L'audience de Constructions Louisbourg ltée, firme de Tony Accurso coupable de fraude fiscale, a commencé hier dans le plus grand secret à la Régie du bâtiment du Québec.

En avril, la Régie avait annoncé que l'audience serait publique. Au bout du compte, elle s'est ravisée, du moins pour la première journée. Le huis clos est l'exception dans les tribunaux judiciaires et administratifs, mais la Régie n'a pas l'habitude de procéder en public.

«La première journée d'audience est consacrée à la conférence préparatoire, a dit Marjolaine Veillette, porte-parole de l'organisme. Il s'agit d'établir le calendrier et de déposer les preuves. Le public pourra assister à l'audience plus tard.»

Constructions Louisbourg ltée a été convoquée à une audience afin de permettre à la Régie du bâtiment de décider si elle doit maintenir, annuler ou suspendre sa licence d'entrepreneur en construction. La Régie a refusé de divulguer les motifs annexés à l'avis de convocation.

En décembre dernier, Constructions Louisbourg ltée et une autre entreprise de M. Accurso, Simard-Beaudry construction, ont plaidé coupable à l'accusation d'avoir fraudé Revenu Canada de 4,13 millions de dollars.

La Loi prévoyant certaines mesures afin de lutter contre la criminalité dans l'industrie de la construction, adoptée à l'Assemblée nationale en 2009, a donné plus de pouvoirs à la Régie du bâtiment pour révoquer ou suspendre les permis d'entreprises qui ont commis une fraude fiscale ou dont les propriétaires ont commis un crime. Toutefois, dans le cas d'une fraude fiscale, la Régie doit faire la preuve qu'elle était liée à des activités dans la construction.

M. Accurso ne s'est pas présenté à l'audience, qui avait lieu dans les bureaux montréalais de la Régie, dans l'édifice du Fonds de solidarité FTQ... un immeuble qui a été construit par une autre de ses entreprises, Construction Marton.

Son avocat, Me Louis Demers, s'est rapidement dirigé vers les ascenseurs. Il a refusé de répondre aux questions des journalistes, qui faisaient le pied de grue dans le hall.

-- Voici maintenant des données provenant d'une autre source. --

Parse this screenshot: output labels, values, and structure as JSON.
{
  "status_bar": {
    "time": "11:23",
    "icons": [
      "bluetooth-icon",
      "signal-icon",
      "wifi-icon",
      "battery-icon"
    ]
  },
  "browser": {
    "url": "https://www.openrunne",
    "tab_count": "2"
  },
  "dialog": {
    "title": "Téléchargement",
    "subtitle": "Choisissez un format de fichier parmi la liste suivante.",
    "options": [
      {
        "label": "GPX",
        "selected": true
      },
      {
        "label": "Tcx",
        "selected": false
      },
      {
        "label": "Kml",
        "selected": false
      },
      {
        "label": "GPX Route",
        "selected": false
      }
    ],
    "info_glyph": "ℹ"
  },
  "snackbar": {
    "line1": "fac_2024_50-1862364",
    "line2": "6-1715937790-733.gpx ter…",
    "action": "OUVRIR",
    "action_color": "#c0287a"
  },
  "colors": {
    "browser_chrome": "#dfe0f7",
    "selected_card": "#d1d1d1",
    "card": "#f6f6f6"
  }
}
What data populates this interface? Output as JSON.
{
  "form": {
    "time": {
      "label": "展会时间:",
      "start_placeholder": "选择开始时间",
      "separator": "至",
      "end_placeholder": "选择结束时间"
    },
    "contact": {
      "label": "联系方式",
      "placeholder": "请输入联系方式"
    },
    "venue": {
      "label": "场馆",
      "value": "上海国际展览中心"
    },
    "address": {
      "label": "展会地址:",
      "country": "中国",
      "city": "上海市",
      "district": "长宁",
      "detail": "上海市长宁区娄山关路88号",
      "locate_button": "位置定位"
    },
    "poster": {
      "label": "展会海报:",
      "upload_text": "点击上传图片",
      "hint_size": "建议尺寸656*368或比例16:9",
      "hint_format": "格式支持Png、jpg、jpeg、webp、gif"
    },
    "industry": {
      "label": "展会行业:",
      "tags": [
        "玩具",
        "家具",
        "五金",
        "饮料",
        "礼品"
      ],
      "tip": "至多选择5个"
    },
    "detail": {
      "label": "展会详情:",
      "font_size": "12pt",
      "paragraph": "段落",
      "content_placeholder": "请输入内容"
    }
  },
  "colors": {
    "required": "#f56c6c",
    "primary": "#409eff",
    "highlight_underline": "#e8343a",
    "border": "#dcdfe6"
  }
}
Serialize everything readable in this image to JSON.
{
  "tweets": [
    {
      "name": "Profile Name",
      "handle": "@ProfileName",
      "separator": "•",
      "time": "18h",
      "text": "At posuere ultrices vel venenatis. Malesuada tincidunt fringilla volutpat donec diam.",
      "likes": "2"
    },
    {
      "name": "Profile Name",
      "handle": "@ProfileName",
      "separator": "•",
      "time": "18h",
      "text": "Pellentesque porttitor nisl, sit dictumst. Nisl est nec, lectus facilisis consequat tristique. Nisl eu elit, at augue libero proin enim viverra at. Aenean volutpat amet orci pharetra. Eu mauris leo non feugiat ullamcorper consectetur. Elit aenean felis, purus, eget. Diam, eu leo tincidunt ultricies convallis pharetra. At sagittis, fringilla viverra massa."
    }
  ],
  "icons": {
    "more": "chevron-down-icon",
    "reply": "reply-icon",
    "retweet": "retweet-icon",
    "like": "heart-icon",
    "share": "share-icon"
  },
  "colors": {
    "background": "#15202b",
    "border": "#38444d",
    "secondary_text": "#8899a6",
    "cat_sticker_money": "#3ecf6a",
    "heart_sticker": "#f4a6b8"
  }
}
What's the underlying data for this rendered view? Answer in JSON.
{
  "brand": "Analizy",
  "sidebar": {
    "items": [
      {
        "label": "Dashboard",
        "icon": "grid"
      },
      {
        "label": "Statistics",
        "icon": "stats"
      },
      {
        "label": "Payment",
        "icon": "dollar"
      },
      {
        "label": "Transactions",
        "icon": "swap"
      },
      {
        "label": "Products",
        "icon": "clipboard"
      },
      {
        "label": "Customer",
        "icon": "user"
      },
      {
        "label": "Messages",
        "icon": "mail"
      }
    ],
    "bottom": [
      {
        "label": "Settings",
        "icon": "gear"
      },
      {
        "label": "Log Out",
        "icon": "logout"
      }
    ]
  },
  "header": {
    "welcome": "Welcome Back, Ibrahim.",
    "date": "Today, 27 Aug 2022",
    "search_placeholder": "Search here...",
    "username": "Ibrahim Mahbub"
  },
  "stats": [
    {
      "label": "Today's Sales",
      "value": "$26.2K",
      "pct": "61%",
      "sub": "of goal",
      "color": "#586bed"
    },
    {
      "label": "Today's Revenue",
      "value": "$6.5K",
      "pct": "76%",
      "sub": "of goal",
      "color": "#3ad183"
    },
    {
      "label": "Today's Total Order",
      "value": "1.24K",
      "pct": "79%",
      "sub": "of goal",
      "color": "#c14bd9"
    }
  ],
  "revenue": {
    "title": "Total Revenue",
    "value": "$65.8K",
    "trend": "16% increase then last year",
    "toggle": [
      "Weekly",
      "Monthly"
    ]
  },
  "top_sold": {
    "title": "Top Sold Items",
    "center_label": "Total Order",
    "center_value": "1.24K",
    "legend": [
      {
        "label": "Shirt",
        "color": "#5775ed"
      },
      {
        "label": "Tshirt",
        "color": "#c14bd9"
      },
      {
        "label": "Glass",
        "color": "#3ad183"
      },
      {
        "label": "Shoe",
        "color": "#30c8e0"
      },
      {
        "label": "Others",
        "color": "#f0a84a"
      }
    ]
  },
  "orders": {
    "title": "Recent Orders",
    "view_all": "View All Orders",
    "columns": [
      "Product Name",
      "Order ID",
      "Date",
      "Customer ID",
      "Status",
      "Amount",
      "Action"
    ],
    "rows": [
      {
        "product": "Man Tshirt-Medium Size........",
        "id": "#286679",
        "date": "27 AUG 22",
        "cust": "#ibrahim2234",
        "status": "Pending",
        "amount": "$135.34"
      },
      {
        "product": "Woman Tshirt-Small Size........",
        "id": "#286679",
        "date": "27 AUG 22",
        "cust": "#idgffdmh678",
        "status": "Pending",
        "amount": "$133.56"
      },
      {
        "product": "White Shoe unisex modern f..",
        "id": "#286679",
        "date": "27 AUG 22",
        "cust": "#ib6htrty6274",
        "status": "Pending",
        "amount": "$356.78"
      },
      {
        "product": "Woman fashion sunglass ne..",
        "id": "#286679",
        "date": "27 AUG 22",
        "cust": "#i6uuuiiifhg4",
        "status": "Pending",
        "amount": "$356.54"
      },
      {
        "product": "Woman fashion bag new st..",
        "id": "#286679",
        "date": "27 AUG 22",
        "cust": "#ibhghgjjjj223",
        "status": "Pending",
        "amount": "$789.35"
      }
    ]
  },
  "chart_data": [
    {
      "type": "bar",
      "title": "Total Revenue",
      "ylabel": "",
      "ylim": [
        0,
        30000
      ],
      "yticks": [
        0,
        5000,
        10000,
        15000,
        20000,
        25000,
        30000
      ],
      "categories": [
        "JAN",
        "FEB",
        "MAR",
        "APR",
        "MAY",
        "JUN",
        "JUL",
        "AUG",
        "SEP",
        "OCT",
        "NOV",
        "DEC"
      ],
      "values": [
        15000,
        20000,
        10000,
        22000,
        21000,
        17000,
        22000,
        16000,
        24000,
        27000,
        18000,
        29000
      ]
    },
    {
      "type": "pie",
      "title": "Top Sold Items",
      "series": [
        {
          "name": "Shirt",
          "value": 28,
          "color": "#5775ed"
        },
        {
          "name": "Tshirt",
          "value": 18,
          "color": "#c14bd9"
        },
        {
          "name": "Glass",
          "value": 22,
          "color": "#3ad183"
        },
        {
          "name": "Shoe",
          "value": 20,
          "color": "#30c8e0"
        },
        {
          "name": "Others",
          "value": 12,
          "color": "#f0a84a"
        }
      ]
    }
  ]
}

La Régie du bâtiment poursuit son enquête sur Simard-Beaudry construction: aucune date d'audience n'a été fixée pour cette entreprise. Quoi qu'il en soit, la révocation éventuelle des licences de Constructions Louisbourg ltée et de Simard-Beaudry construction n'auront aucun impact sur les autres entreprises détenues en tout ou en partie par M. Accurso.

La majorité des entreprises de construction de M. Accurso ont un autre numéro de licence. Plusieurs d'entre elles sont des divisions de Louisbourg SBC, société en commandite. Le mois dernier, l'une d'entre elles a ainsi raflé un important contrat de l'Agence métropolitaine de transport (AMT), d'une valeur de 14,5 millions de dollars, pour construire une portion du train de l'Est, entre Mascouche et Montréal.

Toujours en mai, la Ville de Montréal a confié quatre contrats à Louisbourg SBC. Cette entreprise a aussi obtenu deux contrats d'Hydro-Québec, d'une valeur de 136 millions de dollars, pour des travaux à la centrale hydroélectrique de La Romaine. Louisbourg SBC et ses nombreuses divisions pourront continuer de fonctionner et d'obtenir des contrats publics, peu importe les résultats des audiences de la Régie du bâtiment sur Constructions Louisbourg ltée et Simard-Beaudry construction.

Cette situation a provoqué une vive réaction à l'Assemblée nationale, lorsque La Presse a révélé l'adjudication du contrat du train de l'Est. «La loi est pleine de trous, s'est alors exclamé le député péquiste Nicolas Girard. Elle permet aux entreprises de Tony Accurso de continuer à obtenir des contrats même s'il a fraudé le fisc. Ce qui règne au Québec, c'est l'impunité.»